The title is a bit misleading :) This is just a preview of Redis Cluster, it's not good to just claiming that I'm working at it, I wanted to show the first stuff we have that users can actually play with (but not use in production environments!).
Hey antirez, both this and 2.4 look really great. Can you talk to some internals of redis-trib? Is it using a cyclical hash on keys approach? What sort of controls are you planning on giving datastore designers?
I was using redis for consuming a multi-gigabyte financial analysis dataset, but eventually moved on because I didn't like using Hiredis on perl or C, so the clustering is very appealing as a way to keep latency down and get bandwidth higher.

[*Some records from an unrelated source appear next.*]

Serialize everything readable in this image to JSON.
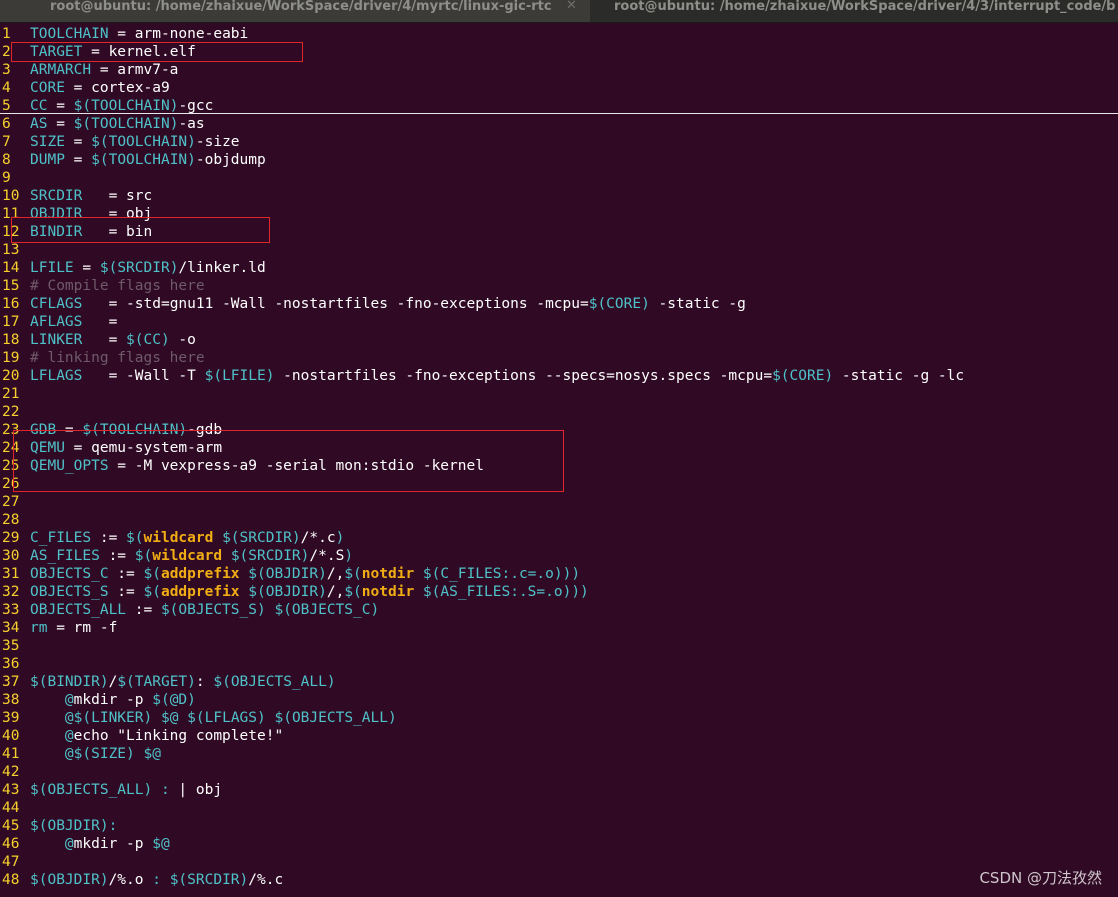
{
  "tabs": [
    {
      "title": "root@ubuntu: /home/zhaixue/WorkSpace/driver/4/myrtc/linux-gic-rtc",
      "close": "✕"
    },
    {
      "title": "root@ubuntu: /home/zhaixue/WorkSpace/driver/4/3/interrupt_code/b"
    }
  ],
  "watermark": "CSDN @刀法孜然",
  "lines": [
    {
      "n": "1",
      "segs": [
        [
          "v",
          "TOOLCHAIN"
        ],
        [
          "t",
          " = arm-none-eabi"
        ]
      ]
    },
    {
      "n": "2",
      "segs": [
        [
          "v",
          "TARGET"
        ],
        [
          "t",
          " = kernel.elf"
        ]
      ]
    },
    {
      "n": "3",
      "segs": [
        [
          "v",
          "ARMARCH"
        ],
        [
          "t",
          " = armv7-a"
        ]
      ]
    },
    {
      "n": "4",
      "segs": [
        [
          "v",
          "CORE"
        ],
        [
          "t",
          " = cortex-a9"
        ]
      ]
    },
    {
      "n": "5",
      "segs": [
        [
          "v",
          "CC"
        ],
        [
          "t",
          " = "
        ],
        [
          "v",
          "$(TOOLCHAIN)"
        ],
        [
          "t",
          "-gcc"
        ]
      ]
    },
    {
      "n": "6",
      "segs": [
        [
          "v",
          "AS"
        ],
        [
          "t",
          " = "
        ],
        [
          "v",
          "$(TOOLCHAIN)"
        ],
        [
          "t",
          "-as"
        ]
      ]
    },
    {
      "n": "7",
      "segs": [
        [
          "v",
          "SIZE"
        ],
        [
          "t",
          " = "
        ],
        [
          "v",
          "$(TOOLCHAIN)"
        ],
        [
          "t",
          "-size"
        ]
      ]
    },
    {
      "n": "8",
      "segs": [
        [
          "v",
          "DUMP"
        ],
        [
          "t",
          " = "
        ],
        [
          "v",
          "$(TOOLCHAIN)"
        ],
        [
          "t",
          "-objdump"
        ]
      ]
    },
    {
      "n": "9",
      "segs": []
    },
    {
      "n": "10",
      "segs": [
        [
          "v",
          "SRCDIR"
        ],
        [
          "t",
          "   = src"
        ]
      ]
    },
    {
      "n": "11",
      "segs": [
        [
          "v",
          "OBJDIR"
        ],
        [
          "t",
          "   = obj"
        ]
      ]
    },
    {
      "n": "12",
      "segs": [
        [
          "v",
          "BINDIR"
        ],
        [
          "t",
          "   = bin"
        ]
      ]
    },
    {
      "n": "13",
      "segs": []
    },
    {
      "n": "14",
      "segs": [
        [
          "v",
          "LFILE"
        ],
        [
          "t",
          " = "
        ],
        [
          "v",
          "$(SRCDIR)"
        ],
        [
          "t",
          "/linker.ld"
        ]
      ]
    },
    {
      "n": "15",
      "segs": [
        [
          "c",
          "# Compile flags here"
        ]
      ]
    },
    {
      "n": "16",
      "segs": [
        [
          "v",
          "CFLAGS"
        ],
        [
          "t",
          "   = -std=gnu11 -Wall -nostartfiles -fno-exceptions -mcpu="
        ],
        [
          "v",
          "$(CORE)"
        ],
        [
          "t",
          " -static -g"
        ]
      ]
    },
    {
      "n": "17",
      "segs": [
        [
          "v",
          "AFLAGS"
        ],
        [
          "t",
          "   ="
        ]
      ]
    },
    {
      "n": "18",
      "segs": [
        [
          "v",
          "LINKER"
        ],
        [
          "t",
          "   = "
        ],
        [
          "v",
          "$(CC)"
        ],
        [
          "t",
          " -o"
        ]
      ]
    },
    {
      "n": "19",
      "segs": [
        [
          "c",
          "# linking flags here"
        ]
      ]
    },
    {
      "n": "20",
      "segs": [
        [
          "v",
          "LFLAGS"
        ],
        [
          "t",
          "   = -Wall -T "
        ],
        [
          "v",
          "$(LFILE)"
        ],
        [
          "t",
          " -nostartfiles -fno-exceptions --specs=nosys.specs -mcpu="
        ],
        [
          "v",
          "$(CORE)"
        ],
        [
          "t",
          " -static -g -lc"
        ]
      ]
    },
    {
      "n": "21",
      "segs": []
    },
    {
      "n": "22",
      "segs": []
    },
    {
      "n": "23",
      "segs": [
        [
          "v",
          "GDB"
        ],
        [
          "t",
          " = "
        ],
        [
          "v",
          "$(TOOLCHAIN)"
        ],
        [
          "t",
          "-gdb"
        ]
      ]
    },
    {
      "n": "24",
      "segs": [
        [
          "v",
          "QEMU"
        ],
        [
          "t",
          " = qemu-system-arm"
        ]
      ]
    },
    {
      "n": "25",
      "segs": [
        [
          "v",
          "QEMU_OPTS"
        ],
        [
          "t",
          " = -M vexpress-a9 -serial mon:stdio -kernel"
        ]
      ]
    },
    {
      "n": "26",
      "segs": []
    },
    {
      "n": "27",
      "segs": []
    },
    {
      "n": "28",
      "segs": []
    },
    {
      "n": "29",
      "segs": [
        [
          "v",
          "C_FILES"
        ],
        [
          "t",
          " := "
        ],
        [
          "v",
          "$("
        ],
        [
          "k",
          "wildcard"
        ],
        [
          "t",
          " "
        ],
        [
          "v",
          "$(SRCDIR)"
        ],
        [
          "t",
          "/*.c"
        ],
        [
          "v",
          ")"
        ]
      ]
    },
    {
      "n": "30",
      "segs": [
        [
          "v",
          "AS_FILES"
        ],
        [
          "t",
          " := "
        ],
        [
          "v",
          "$("
        ],
        [
          "k",
          "wildcard"
        ],
        [
          "t",
          " "
        ],
        [
          "v",
          "$(SRCDIR)"
        ],
        [
          "t",
          "/*.S"
        ],
        [
          "v",
          ")"
        ]
      ]
    },
    {
      "n": "31",
      "segs": [
        [
          "v",
          "OBJECTS_C"
        ],
        [
          "t",
          " := "
        ],
        [
          "v",
          "$("
        ],
        [
          "k",
          "addprefix"
        ],
        [
          "t",
          " "
        ],
        [
          "v",
          "$(OBJDIR)"
        ],
        [
          "t",
          "/,"
        ],
        [
          "v",
          "$("
        ],
        [
          "k",
          "notdir"
        ],
        [
          "t",
          " "
        ],
        [
          "v",
          "$(C_FILES:.c=.o)))"
        ]
      ]
    },
    {
      "n": "32",
      "segs": [
        [
          "v",
          "OBJECTS_S"
        ],
        [
          "t",
          " := "
        ],
        [
          "v",
          "$("
        ],
        [
          "k",
          "addprefix"
        ],
        [
          "t",
          " "
        ],
        [
          "v",
          "$(OBJDIR)"
        ],
        [
          "t",
          "/,"
        ],
        [
          "v",
          "$("
        ],
        [
          "k",
          "notdir"
        ],
        [
          "t",
          " "
        ],
        [
          "v",
          "$(AS_FILES:.S=.o)))"
        ]
      ]
    },
    {
      "n": "33",
      "segs": [
        [
          "v",
          "OBJECTS_ALL"
        ],
        [
          "t",
          " := "
        ],
        [
          "v",
          "$(OBJECTS_S)"
        ],
        [
          "t",
          " "
        ],
        [
          "v",
          "$(OBJECTS_C)"
        ]
      ]
    },
    {
      "n": "34",
      "segs": [
        [
          "v",
          "rm"
        ],
        [
          "t",
          " = rm -f"
        ]
      ]
    },
    {
      "n": "35",
      "segs": []
    },
    {
      "n": "36",
      "segs": []
    },
    {
      "n": "37",
      "segs": [
        [
          "v",
          "$(BINDIR)"
        ],
        [
          "t",
          "/"
        ],
        [
          "v",
          "$(TARGET)"
        ],
        [
          "t",
          ": "
        ],
        [
          "v",
          "$(OBJECTS_ALL)"
        ]
      ]
    },
    {
      "n": "38",
      "segs": [
        [
          "t",
          "    "
        ],
        [
          "v",
          "@"
        ],
        [
          "t",
          "mkdir -p "
        ],
        [
          "v",
          "$(@D)"
        ]
      ]
    },
    {
      "n": "39",
      "segs": [
        [
          "t",
          "    "
        ],
        [
          "v",
          "@$(LINKER)"
        ],
        [
          "t",
          " "
        ],
        [
          "v",
          "$@"
        ],
        [
          "t",
          " "
        ],
        [
          "v",
          "$(LFLAGS)"
        ],
        [
          "t",
          " "
        ],
        [
          "v",
          "$(OBJECTS_ALL)"
        ]
      ]
    },
    {
      "n": "40",
      "segs": [
        [
          "t",
          "    "
        ],
        [
          "v",
          "@"
        ],
        [
          "t",
          "echo \"Linking complete!\""
        ]
      ]
    },
    {
      "n": "41",
      "segs": [
        [
          "t",
          "    "
        ],
        [
          "v",
          "@$(SIZE)"
        ],
        [
          "t",
          " "
        ],
        [
          "v",
          "$@"
        ]
      ]
    },
    {
      "n": "42",
      "segs": []
    },
    {
      "n": "43",
      "segs": [
        [
          "v",
          "$(OBJECTS_ALL)"
        ],
        [
          "t",
          " "
        ],
        [
          "v",
          ":"
        ],
        [
          "t",
          " | obj"
        ]
      ]
    },
    {
      "n": "44",
      "segs": []
    },
    {
      "n": "45",
      "segs": [
        [
          "v",
          "$(OBJDIR):"
        ]
      ]
    },
    {
      "n": "46",
      "segs": [
        [
          "t",
          "    "
        ],
        [
          "v",
          "@"
        ],
        [
          "t",
          "mkdir -p "
        ],
        [
          "v",
          "$@"
        ]
      ]
    },
    {
      "n": "47",
      "segs": []
    },
    {
      "n": "48",
      "segs": [
        [
          "v",
          "$(OBJDIR)"
        ],
        [
          "t",
          "/%.o "
        ],
        [
          "v",
          ":"
        ],
        [
          "t",
          " "
        ],
        [
          "v",
          "$(SRCDIR)"
        ],
        [
          "t",
          "/%.c"
        ]
      ]
    }
  ]
}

Hey. All the possible keys are simply divided into 4096 slots. You can assign any part of this slots to any given node, so you can assign things in strange ways, like, node 1 50% of all the nodes, and 10% each to node 2,3,4,5,6.
Redis-trib will simply propose something that makes sense, but you will be able to edit the initial guess of the tool.
About sharding before redis cluster you can do it already but with more problems for sure as resharding will be much simpler with redis cluster (however you can just avoid doing resharding for now, using a lot of nodes from the start, not optimal but works). Not sure what is the problem with hiredis or perl, did not understood this part.
hriedis on perl works fine, well, mostly fine. I uncovered at least one small bug which I'll send on at some point.
The issue is that hiredis didn't have a usable python client, and I hated developing in perl, or C. Without hiredis, redis over python is unusably slow for querying 100k+ keys at once, I believe due to python's networking / socket code.
In the end, I ended up moving to pytables for this sort of stuff; it would be nice to use redis for it, but the data access patterns are tuned a little bit more for the web than for a 'do this math on these 3 million data points' kind of use case.
Anyway, I'm excited about redis cluster, I think it fits a huge need for web-scale application development.
Actually, I don't see any reinvention of Erlang's core features here:
- Erlang: a functional language based on actor model that allows to create distributed applications easily as actors don't share state (plus much more that I won't mention here for the sake of brevity). To share state among various Erlang clusters you have to use something like Mnesia (bundled with Erlang stdlib) or Riak (distributed database built using Erlang).
- Redis Cluster: a way to distribute state among multiple Redis (a simple database application) nodes in a manner transparent for the applications using Redis.
Like execution is more important then idea in a startup, implementation in the right "scope" and with the right tradeoffs is more important than idea in a software system. So while for sure Redis Cluster will look a lot like any other distributed hash table I think it is important that we implement it inside our system, with our system language, and with Redis specific tradeoffs.
antirez -- looking good. But may I ask why the name 'redis-trib' -- what does the trib mean? Short for contrib? Tribune? All I see is the nsfw definition, but maybe that's just me.